I have wanted to talk about barbless hooks for some time. Now that we are entering a new fishing year, and it’s the time of year many people consider doing something different, let’s do discuss it.
As fly-fishers, our greatest resource is our fish. One of the best ways to protect that precious resource is by fishing barbless flies. My guess is that the majority of us practice catch and release either entirely or in some form or other. Removing barbless flies is so much easier than wrestling a barbed fly from a slippery, squirming fish. And, in many cases, that barbed fly does some ripping and tearing on the fish as it is extracted. On too many occasions, I have netted fish with a missing or badly torn mandible. A mandible is a like a lip for a trout. Certainly, there is no proof that the damage comes from an extracted barbed fly, but there is certainly a high likelihood that the culprit was just that. The larger the fly…. the more potential damage. I love fishing streamers on occasion, but a barbed streamer can really do damage.

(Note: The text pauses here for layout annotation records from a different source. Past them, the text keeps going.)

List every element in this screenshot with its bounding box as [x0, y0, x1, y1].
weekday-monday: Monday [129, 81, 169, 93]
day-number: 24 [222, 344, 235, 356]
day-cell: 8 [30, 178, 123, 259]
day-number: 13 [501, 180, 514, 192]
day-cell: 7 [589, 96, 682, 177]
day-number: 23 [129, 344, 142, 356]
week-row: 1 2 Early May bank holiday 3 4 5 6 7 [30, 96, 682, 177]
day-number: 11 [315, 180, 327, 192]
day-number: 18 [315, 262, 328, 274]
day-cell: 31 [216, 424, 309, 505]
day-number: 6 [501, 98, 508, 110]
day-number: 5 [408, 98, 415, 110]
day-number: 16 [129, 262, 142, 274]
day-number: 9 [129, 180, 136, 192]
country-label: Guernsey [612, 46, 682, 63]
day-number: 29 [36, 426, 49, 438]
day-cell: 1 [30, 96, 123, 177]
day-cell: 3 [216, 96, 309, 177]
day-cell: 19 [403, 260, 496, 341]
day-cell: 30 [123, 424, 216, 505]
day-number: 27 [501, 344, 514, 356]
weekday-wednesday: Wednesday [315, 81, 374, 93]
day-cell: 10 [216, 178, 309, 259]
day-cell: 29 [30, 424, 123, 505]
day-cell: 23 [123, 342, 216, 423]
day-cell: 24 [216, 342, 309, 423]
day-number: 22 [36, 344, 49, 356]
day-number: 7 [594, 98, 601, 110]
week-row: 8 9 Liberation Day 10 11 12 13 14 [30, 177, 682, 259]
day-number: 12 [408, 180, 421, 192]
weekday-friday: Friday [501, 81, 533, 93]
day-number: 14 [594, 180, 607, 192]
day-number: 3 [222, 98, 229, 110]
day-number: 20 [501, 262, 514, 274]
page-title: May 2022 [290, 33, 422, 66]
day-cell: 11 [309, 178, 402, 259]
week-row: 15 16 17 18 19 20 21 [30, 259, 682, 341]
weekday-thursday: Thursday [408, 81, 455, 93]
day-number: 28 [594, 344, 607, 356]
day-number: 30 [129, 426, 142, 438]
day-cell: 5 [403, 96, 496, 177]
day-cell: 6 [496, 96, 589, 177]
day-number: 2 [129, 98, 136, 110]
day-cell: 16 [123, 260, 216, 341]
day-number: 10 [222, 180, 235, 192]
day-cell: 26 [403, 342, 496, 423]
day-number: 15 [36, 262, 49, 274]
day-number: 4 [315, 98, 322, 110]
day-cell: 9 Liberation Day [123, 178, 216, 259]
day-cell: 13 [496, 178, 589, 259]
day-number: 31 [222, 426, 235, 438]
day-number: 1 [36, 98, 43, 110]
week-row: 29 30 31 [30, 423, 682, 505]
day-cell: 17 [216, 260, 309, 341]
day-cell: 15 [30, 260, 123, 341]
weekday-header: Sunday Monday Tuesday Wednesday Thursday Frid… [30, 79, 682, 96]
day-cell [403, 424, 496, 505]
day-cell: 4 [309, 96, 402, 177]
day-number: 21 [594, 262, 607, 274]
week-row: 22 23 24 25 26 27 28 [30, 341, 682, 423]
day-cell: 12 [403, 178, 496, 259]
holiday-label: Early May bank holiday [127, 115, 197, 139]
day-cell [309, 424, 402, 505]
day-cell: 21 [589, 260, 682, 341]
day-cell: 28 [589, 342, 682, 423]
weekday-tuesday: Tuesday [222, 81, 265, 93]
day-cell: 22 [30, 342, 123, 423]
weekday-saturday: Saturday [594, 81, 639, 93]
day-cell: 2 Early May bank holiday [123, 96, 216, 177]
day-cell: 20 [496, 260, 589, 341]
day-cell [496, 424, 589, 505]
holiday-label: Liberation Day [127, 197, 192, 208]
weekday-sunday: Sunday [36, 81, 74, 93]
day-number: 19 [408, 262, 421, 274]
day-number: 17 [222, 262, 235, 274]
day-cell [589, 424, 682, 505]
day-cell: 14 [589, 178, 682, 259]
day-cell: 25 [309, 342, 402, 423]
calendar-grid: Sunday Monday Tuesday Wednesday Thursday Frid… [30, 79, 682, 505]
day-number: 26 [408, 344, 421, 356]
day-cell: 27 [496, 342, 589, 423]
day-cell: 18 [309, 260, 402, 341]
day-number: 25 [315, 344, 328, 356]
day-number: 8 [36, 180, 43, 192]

The lips and mouth of a fish are not the only parts of the anatomy to worry about. Sooner or later, a fish will turn on your fly; and, you will engage with what is called fowl hooking. In other words, your fly will impale the fish somewhere in the body or in a fin/tail. Removing a barbless fly will cause much less damage to that other body part
So much for the fish. Many years ago, I was throwing a dry fly in a heavy wind when the wind grabbed my line on the back cast. The fly was driven into my face just on the outer edge of my nostril. My fishing buddy tried to carefully remove it to no avail. It was deeply imbedded with, of course, a barb to deal with. Three hours later a doctor removed it. No fun! Perhaps it might have been doable without the barbs.
I made my resolution about 16 years ago. Whether I am tying or buying flies, the first order of business is to file off the barbs. If you are tying, a number of companies now market barbless flies. For example, Tiemco is a very respected hook manufacturer that offers barbless hooks. If you are on the run all the time; and, cannot find the moment to file down your barbs, please carry a small needle-nose plier in your fishing vest and pinch down the barbs as you go. You will help save a lot of fish. Now, one more thing needs to be said about barbless flies. I just don’t think that there are many trout lost because of them. Occasionally, sure. But on the whole, I think the losses are few. Try it out as your New Year Resolution.